Deste modo, para tutelar a liberdade e a dignidade humana, e não para favorecer os interesses particulares deste ou daquele grupo, a Igreja repele todos os totalitarismos de Estado, bem como não debilita, com as promessas do além, a justa defesa dos direitos dos trabalhadores sobre a terra. Antes, são aqueles reformadores do mundo, aos quais já mencionamos, que, enquanto fazem brilhar aos olhos do povo a miragem de um futuro de quiméricas prosperidades e de inatingíveis riquezas com a superstição da técnica e da organização, sacrificam a dignidade da pessoa humana e a felicidade doméstica aos ídolos de um mal entendido progresso terreno.

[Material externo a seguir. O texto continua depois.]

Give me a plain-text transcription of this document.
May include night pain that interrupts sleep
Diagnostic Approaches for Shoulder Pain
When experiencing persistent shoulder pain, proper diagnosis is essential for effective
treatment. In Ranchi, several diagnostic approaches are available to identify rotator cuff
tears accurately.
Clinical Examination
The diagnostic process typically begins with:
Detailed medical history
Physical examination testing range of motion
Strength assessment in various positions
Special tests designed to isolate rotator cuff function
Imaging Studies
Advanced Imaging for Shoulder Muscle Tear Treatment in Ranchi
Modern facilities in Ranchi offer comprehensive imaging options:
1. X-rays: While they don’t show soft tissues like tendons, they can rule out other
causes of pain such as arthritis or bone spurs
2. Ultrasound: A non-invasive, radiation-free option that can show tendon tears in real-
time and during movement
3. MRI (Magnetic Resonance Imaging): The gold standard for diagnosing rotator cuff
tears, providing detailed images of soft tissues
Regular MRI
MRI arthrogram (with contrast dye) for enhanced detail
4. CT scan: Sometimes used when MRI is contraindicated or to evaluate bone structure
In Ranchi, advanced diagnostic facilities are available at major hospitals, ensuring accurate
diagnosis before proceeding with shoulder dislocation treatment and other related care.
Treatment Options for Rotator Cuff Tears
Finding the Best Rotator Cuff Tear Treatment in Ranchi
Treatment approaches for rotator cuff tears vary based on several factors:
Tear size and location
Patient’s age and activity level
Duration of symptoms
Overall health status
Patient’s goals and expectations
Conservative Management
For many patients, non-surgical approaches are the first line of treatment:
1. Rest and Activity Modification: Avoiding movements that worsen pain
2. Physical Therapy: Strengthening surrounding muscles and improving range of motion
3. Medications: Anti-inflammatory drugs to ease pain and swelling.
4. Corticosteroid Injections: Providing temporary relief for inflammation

A Igreja, experimentada educadora da humana família e fiel à missão que lhe foi confiada pelo seu divino Fundador, proclama a verdade da única perfeita beatitude que nos está preparada no céu. Mas exatamente por isto põe os fieis sólida e potentemente sobre o terreno da realidade presente. Pois que o Juiz supremo, que nos espera no termo desta vida terrestre sobre o limiar da eternidade, exorta a todos, no alto e embaixo, a usar conscienciosamente os dons recebidos de Deus, evitar todas as injustiças e tirar proveito de toda ocasião para obras de amor e de bem. Tal é a única medida de todo verdadeiro progresso para Deus e na semelhança com Ele. Todas as medidas puramente terrenas do progresso são uma ilusão, estaremos para dizer uma irrisão do homem no meio do mundo, que está sob a lei do pecado original e de suas consequências e que por isto, embora também com as luzes e a graça divina, é imperfeito, sem elas, sem esta luz e sem esta graça, cairia em um abismo de miséria, de injustiça e de egoísmo.

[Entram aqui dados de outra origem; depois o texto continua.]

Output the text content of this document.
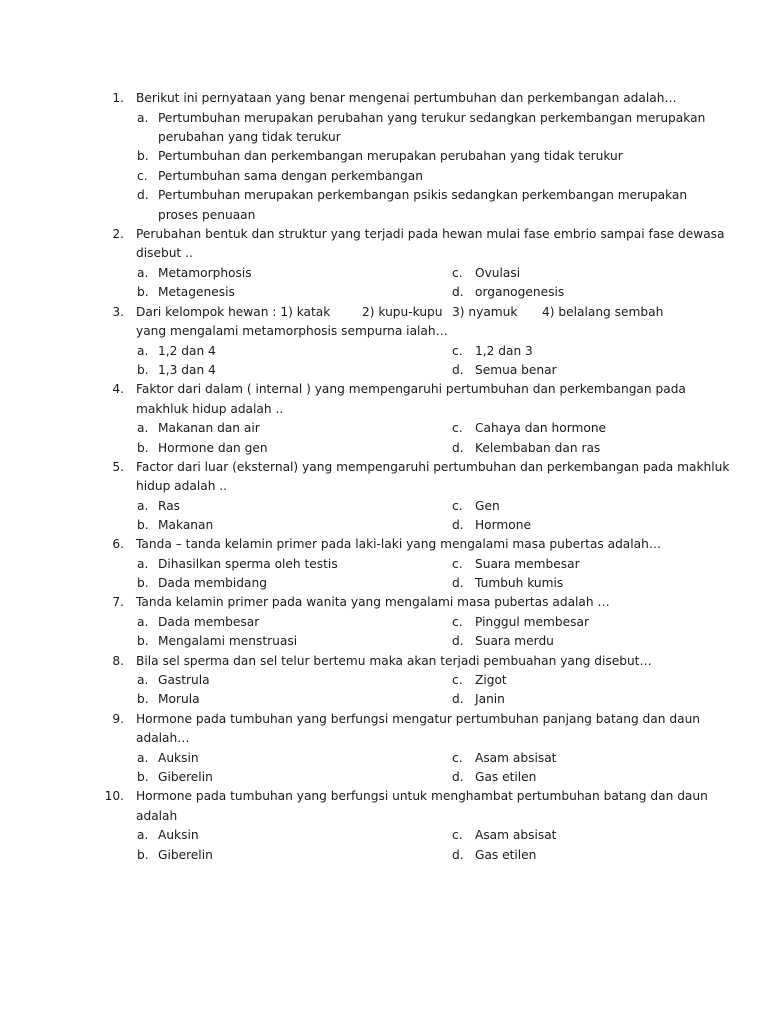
1. Berikut ini pernyataan yang benar mengenai pertumbuhan dan perkembangan adalah…
a. Pertumbuhan merupakan perubahan yang terukur sedangkan perkembangan merupakan
perubahan yang tidak terukur
b. Pertumbuhan dan perkembangan merupakan perubahan yang tidak terukur
c. Pertumbuhan sama dengan perkembangan
d. Pertumbuhan merupakan perkembangan psikis sedangkan perkembangan merupakan
proses penuaan
2. Perubahan bentuk dan struktur yang terjadi pada hewan mulai fase embrio sampai fase dewasa
disebut ..
a. Metamorphosis	c. Ovulasi
b. Metagenesis	d. organogenesis
3. Dari kelompok hewan : 1) katak	2) kupu-kupu 3) nyamuk 4) belalang sembah
yang mengalami metamorphosis sempurna ialah…
a. 1,2 dan 4	c. 1,2 dan 3
b. 1,3 dan 4	d. Semua benar
4. Faktor dari dalam ( internal ) yang mempengaruhi pertumbuhan dan perkembangan pada
makhluk hidup adalah ..
a. Makanan dan air	c. Cahaya dan hormone
b. Hormone dan gen	d. Kelembaban dan ras
5. Factor dari luar (eksternal) yang mempengaruhi pertumbuhan dan perkembangan pada makhluk
hidup adalah ..
a. Ras	c. Gen
b. Makanan	d. Hormone
6. Tanda – tanda kelamin primer pada laki-laki yang mengalami masa pubertas adalah…
a. Dihasilkan sperma oleh testis	c. Suara membesar
b. Dada membidang	d. Tumbuh kumis
7. Tanda kelamin primer pada wanita yang mengalami masa pubertas adalah …
a. Dada membesar	c. Pinggul membesar
b. Mengalami menstruasi	d. Suara merdu
8. Bila sel sperma dan sel telur bertemu maka akan terjadi pembuahan yang disebut…
a. Gastrula	c. Zigot
b. Morula	d. Janin
9. Hormone pada tumbuhan yang berfungsi mengatur pertumbuhan panjang batang dan daun
adalah…
a. Auksin	c. Asam absisat
b. Giberelin	d. Gas etilen
10. Hormone pada tumbuhan yang berfungsi untuk menghambat pertumbuhan batang dan daun
adalah
a. Auksin	c. Asam absisat
b. Giberelin	d. Gas etilen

Somente esta ideia religiosa do homem pode conduzir a uma única concepção de suas condições de vida. Onde Deus não é o princípio e fim, onde a ordem de sua criação não é para todos guia e medida da liberdade e da ação, a unidade entre os homens é irrealizável. As condições materiais da vida e do trabalho, tomadas em si mesmas, não podem constituir o fundamento da unidade das classes trabalhadoras sobre base de uma afirmada uniformidade de interesses. Não significaria talvez isto um violentar a natureza e não criaria somente novas opressões e divisões na família humana, em um momento no qual todo trabalhador honesto aspira a uma ordem justa e pacífica, na economia privada e pública e em toda vida social?

Todo legítimo poder sobre os homens não pode ter origem e existência senão do poder d'Aquele, que por sua natureza possui tal onipotência no céu e na terra, sem limites de tempo e de espaço; Jesus Cristo, que domina sobre os grandes do mundo, o qual no ama e nos redimiu do pecado com o seu sangue; ao qual seja dada gloria e império pelos séculos.